A wine collector (Doyle) filed a breach of contract action against Fireman’s Fund Insurance Company (Fireman's Fund) following denial of coverage under a “Valuable Possessions” property insurance policy for losses he sustained from his purchase of $18 million in counterfeit wine. The California Court of Appeals agreed with the trial court and Fireman’s Fund, holding that Doyle's financial loss from the purchase of counterfeit wine did not constitute a covered peril. Specifically, the appellate court held that “Doyle indeed suffered a financial loss, but there was no loss to his covered property.” The appellate court reasoned that Fireman's Fund was insuring against losses “to” the wine, not against losses “to” Doyle’s finances or “to” his unrealized investment expectations. The court cited State Farm Fire and Cas. Co. v. Superior Court, 215 Cal. App.3d 1435, 1444, 264 Cal.Rptr. 269 (1989), for the proposition that diminution in value is a measure of a loss, but not a covered peril. “Doyle suffered a diminution in value – he lost the money he had invested in his wine collection – because of the fraud committed by [the convicted wine counterfeiter]. But Doyle's financial loss was not a covered peril, it is simply a measure of his damages.” The appellate court further rejected Doyle’s argument that his policy did not list fraud as an exclusion, and it should, therefore, be covered, because the burden is on the insured to establish that fraud, or any other basis for a claim, is within the scope of the coverage.

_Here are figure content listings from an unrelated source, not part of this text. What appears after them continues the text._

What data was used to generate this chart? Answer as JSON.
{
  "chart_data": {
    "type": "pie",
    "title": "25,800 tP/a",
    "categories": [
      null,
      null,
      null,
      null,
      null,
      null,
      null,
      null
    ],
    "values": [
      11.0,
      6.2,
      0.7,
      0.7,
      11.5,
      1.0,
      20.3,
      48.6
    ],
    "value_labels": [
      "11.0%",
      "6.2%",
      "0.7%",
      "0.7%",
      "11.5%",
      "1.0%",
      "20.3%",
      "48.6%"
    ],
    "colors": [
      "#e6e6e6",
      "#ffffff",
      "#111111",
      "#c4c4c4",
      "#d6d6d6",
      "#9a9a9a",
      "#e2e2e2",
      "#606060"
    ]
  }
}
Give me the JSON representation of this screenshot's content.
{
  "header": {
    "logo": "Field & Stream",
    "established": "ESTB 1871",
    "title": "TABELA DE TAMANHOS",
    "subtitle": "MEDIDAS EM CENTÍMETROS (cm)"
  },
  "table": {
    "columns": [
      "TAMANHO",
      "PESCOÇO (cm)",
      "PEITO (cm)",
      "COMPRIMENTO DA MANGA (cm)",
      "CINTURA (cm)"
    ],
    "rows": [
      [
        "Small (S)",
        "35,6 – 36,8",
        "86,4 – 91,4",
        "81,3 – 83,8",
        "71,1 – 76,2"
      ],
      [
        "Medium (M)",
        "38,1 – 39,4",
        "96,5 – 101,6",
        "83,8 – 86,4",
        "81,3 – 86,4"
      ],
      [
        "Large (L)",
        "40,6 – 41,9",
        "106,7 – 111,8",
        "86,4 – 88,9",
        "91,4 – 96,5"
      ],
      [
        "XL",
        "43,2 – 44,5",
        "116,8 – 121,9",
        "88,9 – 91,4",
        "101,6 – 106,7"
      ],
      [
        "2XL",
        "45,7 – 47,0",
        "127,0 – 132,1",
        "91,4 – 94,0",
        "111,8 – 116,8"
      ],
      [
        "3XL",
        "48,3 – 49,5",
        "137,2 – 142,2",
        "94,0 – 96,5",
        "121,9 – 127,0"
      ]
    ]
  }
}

“Improper Means” – Eighth Circuit (Missouri Law)

Captiva Lake Investments, LLC v. Fidelity Nat. Title Ins. Co.
--- F.3d ---, 2018 WL 1076745 (8th Cir. Feb. 28, 2018)

The U.S. Court of Appeals for the Eighth Circuit reversed a $9 million verdict against Fidelity National Title Insurance Co. (Fidelity) for failing to defend a real estate developer against mechanics’ liens, determining that the trial judge misinterpreted the law on a policy exclusion, and Fidelity’s decision to litigate mechanics' lien claims and its refusal to settle them did not constitute “improper means” in seeking to further its own interests under Missouri law. National City Bank (NCB) wrote a loan to fund a marina project in Missouri and obtained the Fidelity title insurance policy with the loan. The marina project eventually failed, and Captiva bought the foreclosed property from NCB and inherited Fidelity’s policy. Captiva submitted claims to Fidelity for coverage for a number of mechanics’ liens, which Fidelity ultimately denied. Captiva filed suit, alleging that Fidelity stalled the case, resulting in the loss of a potential buyer of the property.

At trial, the district court precluded Fidelity from presenting to the jury testimony that NCB caused the mechanics’ liens to be filed by continuing to fund the project despite signs it was failing, therefore, excluding the liens from coverage. The jury concluded that Fidelity engaged in extended litigation of the mechanics’ liens for the purpose of supporting its denial of coverage. The appellate court said the district court incorrectly barred testimony that the liens fell under an exclusion for liens “created, suffered, assumed or agreed to” by the insured and improperly ruled that the exclusion only applied if Fidelity could show the liens were the result of intentional misconduct. The panel noted that, while “intentional conduct” is required for the exclusion to apply, “intentional misconduct” is not. “Under the appropriate standard, Fidelity was entitled to present to the jury its defense that National City had ‘created, suffered, assumed or agreed to’ the mechanics’ liens.”